Twenty years ago, most of the county’s growth and investment was happening on the suburban fringe, while closer-in urban areas were declining. Today, that trend has basically reversed, and it’s in those closer-in areas where home prices are rising the fastest due to demand.

Most of Montgomery County (the green and yellow areas) are off-limits to significant new development, leaving just 5% of the county's land for new residents. Image by the author.

However, 95% percent of Montgomery County’s land is zoned for either agricultural land or suburban single-family homes, and is basically guaranteed to stay like that forever. The remaining 5% — our downtowns, strip malls, office parks, industrial parks, and notably, garden apartment complexes — is where nearly all of our county’s future growth will have to go.

Wealthy neighborhoods' exclusivity results in more sprawl and inequity

Even as some areas of Montgomery County are seeing a lot of new construction, the vast majority of the county has seen little change. Because of single-family zoning, you can live a few blocks from downtown Bethesda or downtown Silver Spring and be virtually guaranteed that nothing will ever change on your street. And that has real consequences.

When we prevent any new homes from being built in wealthy, close-in neighborhoods, that growth ends up further out, which results in more sprawl, more traffic, and a degraded natural environment.
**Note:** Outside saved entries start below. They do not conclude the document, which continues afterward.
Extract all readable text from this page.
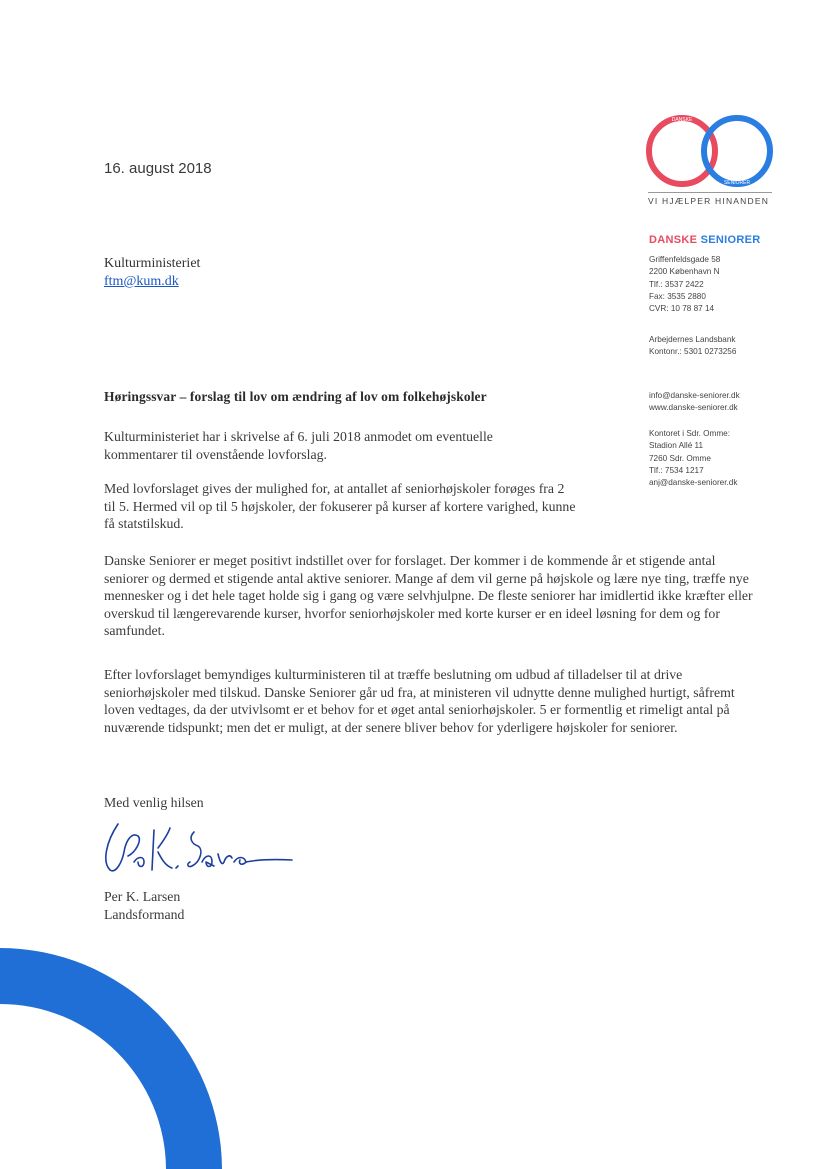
DANSKE
SENIORER
VI HJÆLPER HINANDEN
DANSKE SENIORER
Griffenfeldsgade 58
2200 København N
Tlf.: 3537 2422
Fax: 3535 2880
CVR: 10 78 87 14
Arbejdernes Landsbank
Kontonr.: 5301 0273256
info@danske-seniorer.dk
www.danske-seniorer.dk
Kontoret i Sdr. Omme:
Stadion Allé 11
7260 Sdr. Omme
Tlf.: 7534 1217
anj@danske-seniorer.dk
16. august 2018
Kulturministeriet
ftm@kum.dk
Høringssvar – forslag til lov om ændring af lov om folkehøjskoler

Kulturministeriet har i skrivelse af 6. juli 2018 anmodet om eventuelle kommentarer til ovenstående lovforslag.

Med lovforslaget gives der mulighed for, at antallet af seniorhøjskoler forøges fra 2 til 5. Hermed vil op til 5 højskoler, der fokuserer på kurser af kortere varighed, kunne få statstilskud.

Danske Seniorer er meget positivt indstillet over for forslaget. Der kommer i de kommende år et stigende antal seniorer og dermed et stigende antal aktive seniorer. Mange af dem vil gerne på højskole og lære nye ting, træffe nye mennesker og i det hele taget holde sig i gang og være selvhjulpne. De fleste seniorer har imidlertid ikke kræfter eller overskud til længerevarende kurser, hvorfor seniorhøjskoler med korte kurser er en ideel løsning for dem og for samfundet.

Efter lovforslaget bemyndiges kulturministeren til at træffe beslutning om udbud af tilladelser til at drive seniorhøjskoler med tilskud. Danske Seniorer går ud fra, at ministeren vil udnytte denne mulighed hurtigt, såfremt loven vedtages, da der utvivlsomt er et behov for et øget antal seniorhøjskoler. 5 er formentlig et rimeligt antal på nuværende tidspunkt; men det er muligt, at der senere bliver behov for yderligere højskoler for seniorer.

Med venlig hilsen
Per K. Larsen
Landsformand
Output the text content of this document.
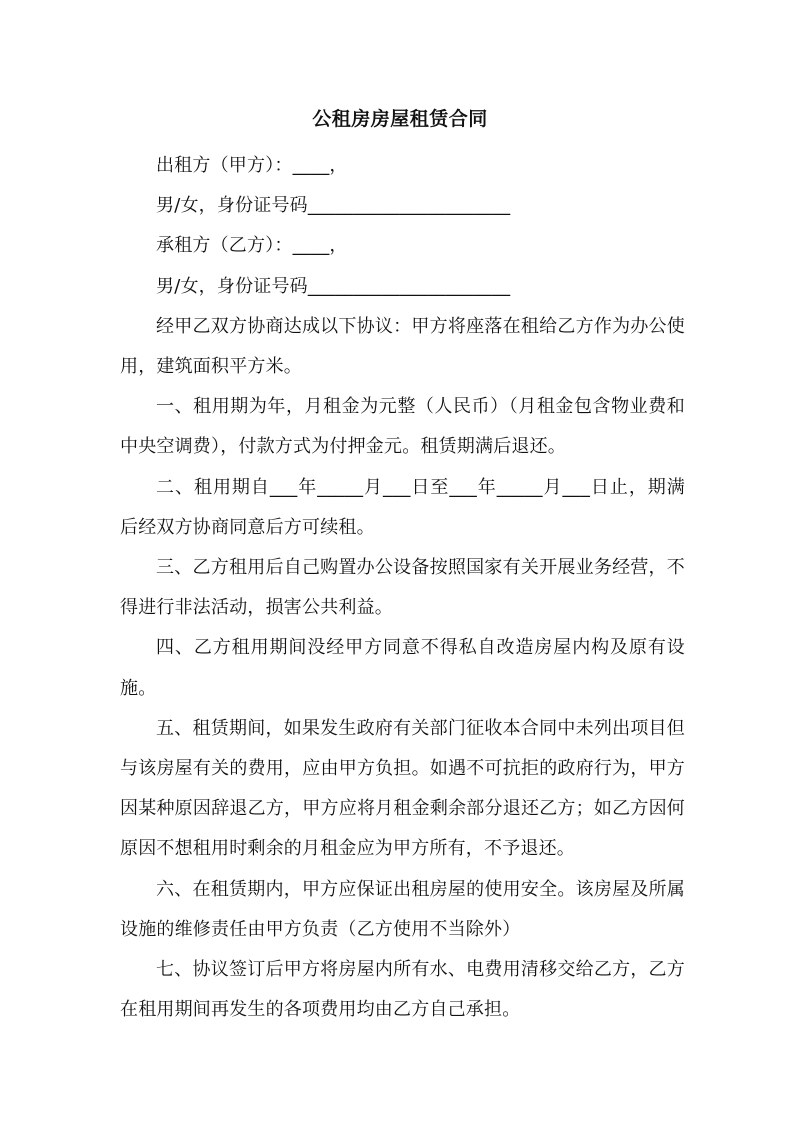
公租房房屋租赁合同

出租方（甲方）：____，

男/女，身份证号码______________________

承租方（乙方）：____，

男/女，身份证号码______________________

经甲乙双方协商达成以下协议：甲方将座落在租给乙方作为办公使用，建筑面积平方米。

一、租用期为年，月租金为元整（人民币）（月租金包含物业费和中央空调费），付款方式为付押金元。租赁期满后退还。

二、租用期自___年_____月___日至___年_____月___日止，期满后经双方协商同意后方可续租。

三、乙方租用后自己购置办公设备按照国家有关开展业务经营，不得进行非法活动，损害公共利益。

四、乙方租用期间没经甲方同意不得私自改造房屋内构及原有设施。

五、租赁期间，如果发生政府有关部门征收本合同中未列出项目但与该房屋有关的费用，应由甲方负担。如遇不可抗拒的政府行为，甲方因某种原因辞退乙方，甲方应将月租金剩余部分退还乙方；如乙方因何原因不想租用时剩余的月租金应为甲方所有，不予退还。

六、在租赁期内，甲方应保证出租房屋的使用安全。该房屋及所属设施的维修责任由甲方负责（乙方使用不当除外）

七、协议签订后甲方将房屋内所有水、电费用清移交给乙方，乙方在租用期间再发生的各项费用均由乙方自己承担。
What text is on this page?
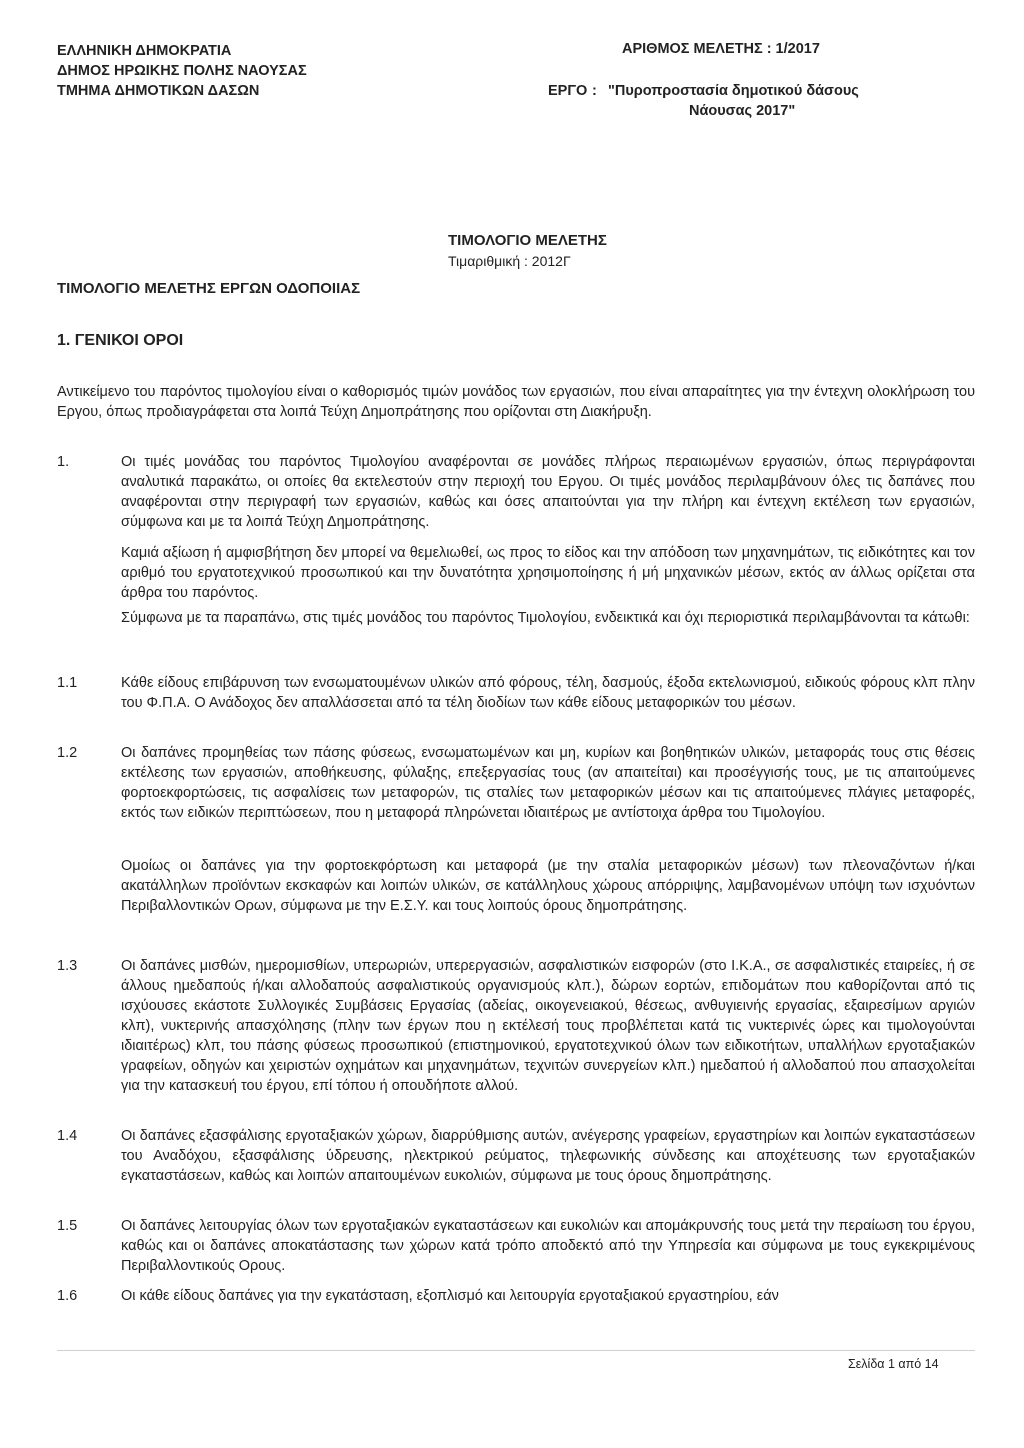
ΕΛΛΗΝΙΚΗ ΔΗΜΟΚΡΑΤΙΑ
ΔΗΜΟΣ ΗΡΩΙΚΗΣ ΠΟΛΗΣ ΝΑΟΥΣΑΣ
ΤΜΗΜΑ ΔΗΜΟΤΙΚΩΝ ΔΑΣΩΝ
ΑΡΙΘΜΟΣ ΜΕΛΕΤΗΣ : 1/2017
ΕΡΓΟ : "Πυροπροστασία δημοτικού δάσους
Νάουσας 2017"
ΤΙΜΟΛΟΓΙΟ ΜΕΛΕΤΗΣ
Τιμαριθμική : 2012Γ
ΤΙΜΟΛΟΓΙΟ ΜΕΛΕΤΗΣ ΕΡΓΩΝ ΟΔΟΠΟΙΙΑΣ
1. ΓΕΝΙΚΟΙ ΟΡΟΙ
Αντικείμενο του παρόντος τιμολογίου είναι ο καθορισμός τιμών μονάδος των εργασιών, που είναι απαραίτητες για την έντεχνη ολοκλήρωση του Εργου, όπως προδιαγράφεται στα λοιπά Τεύχη Δημοπράτησης που ορίζονται στη Διακήρυξη.
1.	Οι τιμές μονάδας του παρόντος Τιμολογίου αναφέρονται σε μονάδες πλήρως περαιωμένων εργασιών, όπως περιγράφονται αναλυτικά παρακάτω, οι οποίες θα εκτελεστούν στην περιοχή του Εργου. Οι τιμές μονάδος περιλαμβάνουν όλες τις δαπάνες που αναφέρονται στην περιγραφή των εργασιών, καθώς και όσες απαιτούνται για την πλήρη και έντεχνη εκτέλεση των εργασιών, σύμφωνα και με τα λοιπά Τεύχη Δημοπράτησης.
Καμιά αξίωση ή αμφισβήτηση δεν μπορεί να θεμελιωθεί, ως προς το είδος και την απόδοση των μηχανημάτων, τις ειδικότητες και τον αριθμό του εργατοτεχνικού προσωπικού και την δυνατότητα χρησιμοποίησης ή μή μηχανικών μέσων, εκτός αν άλλως ορίζεται στα άρθρα του παρόντος.
Σύμφωνα με τα παραπάνω, στις τιμές μονάδος του παρόντος Τιμολογίου, ενδεικτικά και όχι περιοριστικά περιλαμβάνονται τα κάτωθι:
1.1	Κάθε είδους επιβάρυνση των ενσωματουμένων υλικών από φόρους, τέλη, δασμούς, έξοδα εκτελωνισμού, ειδικούς φόρους κλπ πλην του Φ.Π.Α. Ο Ανάδοχος δεν απαλλάσσεται από τα τέλη διοδίων των κάθε είδους μεταφορικών του μέσων.
1.2	Οι δαπάνες προμηθείας των πάσης φύσεως, ενσωματωμένων και μη, κυρίων και βοηθητικών υλικών, μεταφοράς τους στις θέσεις εκτέλεσης των εργασιών, αποθήκευσης, φύλαξης, επεξεργασίας τους (αν απαιτείται) και προσέγγισής τους, με τις απαιτούμενες φορτοεκφορτώσεις, τις ασφαλίσεις των μεταφορών, τις σταλίες των μεταφορικών μέσων και τις απαιτούμενες πλάγιες μεταφορές, εκτός των ειδικών περιπτώσεων, που η μεταφορά πληρώνεται ιδιαιτέρως με αντίστοιχα άρθρα του Τιμολογίου.
Ομοίως οι δαπάνες για την φορτοεκφόρτωση και μεταφορά (με την σταλία μεταφορικών μέσων) των πλεοναζόντων ή/και ακατάλληλων προϊόντων εκσκαφών και λοιπών υλικών, σε κατάλληλους χώρους απόρριψης, λαμβανομένων υπόψη των ισχυόντων Περιβαλλοντικών Ορων, σύμφωνα με την Ε.Σ.Υ. και τους λοιπούς όρους δημοπράτησης.
1.3	Οι δαπάνες μισθών, ημερομισθίων, υπερωριών, υπερεργασιών, ασφαλιστικών εισφορών (στο Ι.Κ.Α., σε ασφαλιστικές εταιρείες, ή σε άλλους ημεδαπούς ή/και αλλοδαπούς ασφαλιστικούς οργανισμούς κλπ.), δώρων εορτών, επιδομάτων που καθορίζονται από τις ισχύουσες εκάστοτε Συλλογικές Συμβάσεις Εργασίας (αδείας, οικογενειακού, θέσεως, ανθυγιεινής εργασίας, εξαιρεσίμων αργιών κλπ), νυκτερινής απασχόλησης (πλην των έργων που η εκτέλεσή τους προβλέπεται κατά τις νυκτερινές ώρες και τιμολογούνται ιδιαιτέρως) κλπ, του πάσης φύσεως προσωπικού (επιστημονικού, εργατοτεχνικού όλων των ειδικοτήτων, υπαλλήλων εργοταξιακών γραφείων, οδηγών και χειριστών οχημάτων και μηχανημάτων, τεχνιτών συνεργείων κλπ.) ημεδαπού ή αλλοδαπού που απασχολείται για την κατασκευή του έργου, επί τόπου ή οπουδήποτε αλλού.
1.4	Οι δαπάνες εξασφάλισης εργοταξιακών χώρων, διαρρύθμισης αυτών, ανέγερσης γραφείων, εργαστηρίων και λοιπών εγκαταστάσεων του Αναδόχου, εξασφάλισης ύδρευσης, ηλεκτρικού ρεύματος, τηλεφωνικής σύνδεσης και αποχέτευσης των εργοταξιακών εγκαταστάσεων, καθώς και λοιπών απαιτουμένων ευκολιών, σύμφωνα με τους όρους δημοπράτησης.
1.5	Οι δαπάνες λειτουργίας όλων των εργοταξιακών εγκαταστάσεων και ευκολιών και απομάκρυνσής τους μετά την περαίωση του έργου, καθώς και οι δαπάνες αποκατάστασης των χώρων κατά τρόπο αποδεκτό από την Υπηρεσία και σύμφωνα με τους εγκεκριμένους Περιβαλλοντικούς Ορους.
1.6	Οι κάθε είδους δαπάνες για την εγκατάσταση, εξοπλισμό και λειτουργία εργοταξιακού εργαστηρίου, εάν
Σελίδα 1 από 14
Or it means that growth ends up exclusively in less affluent areas who don’t have as loud of a voice, and also face the greatest risk for gentrification and displacement.

Meanwhile, Montgomery County gets a smaller tax base, fewer resources for schools and parks, and higher housing costs. This isn’t sustainable.

I live in downtown Silver Spring, and when I walk out of my home I can see two new high-rise apartment buildings under construction, which together will create over 700 new homes. They come with inconveniences — closed sidewalks, noise, dust, construction traffic. But in a few months, they’ll mean new neighbors, more customers for local business, and a bigger tax base for our parks, schools, and other public amenities.

By making room for more neighbors, my neighborhood is helping make Montgomery County a better place to live. But based on my calculations, we have to build about 120 times this many homes in the coming years. They don’t have to all be high-rise apartment buildings, nor should they be. But we do need more communities in Montgomery County to welcome new residents.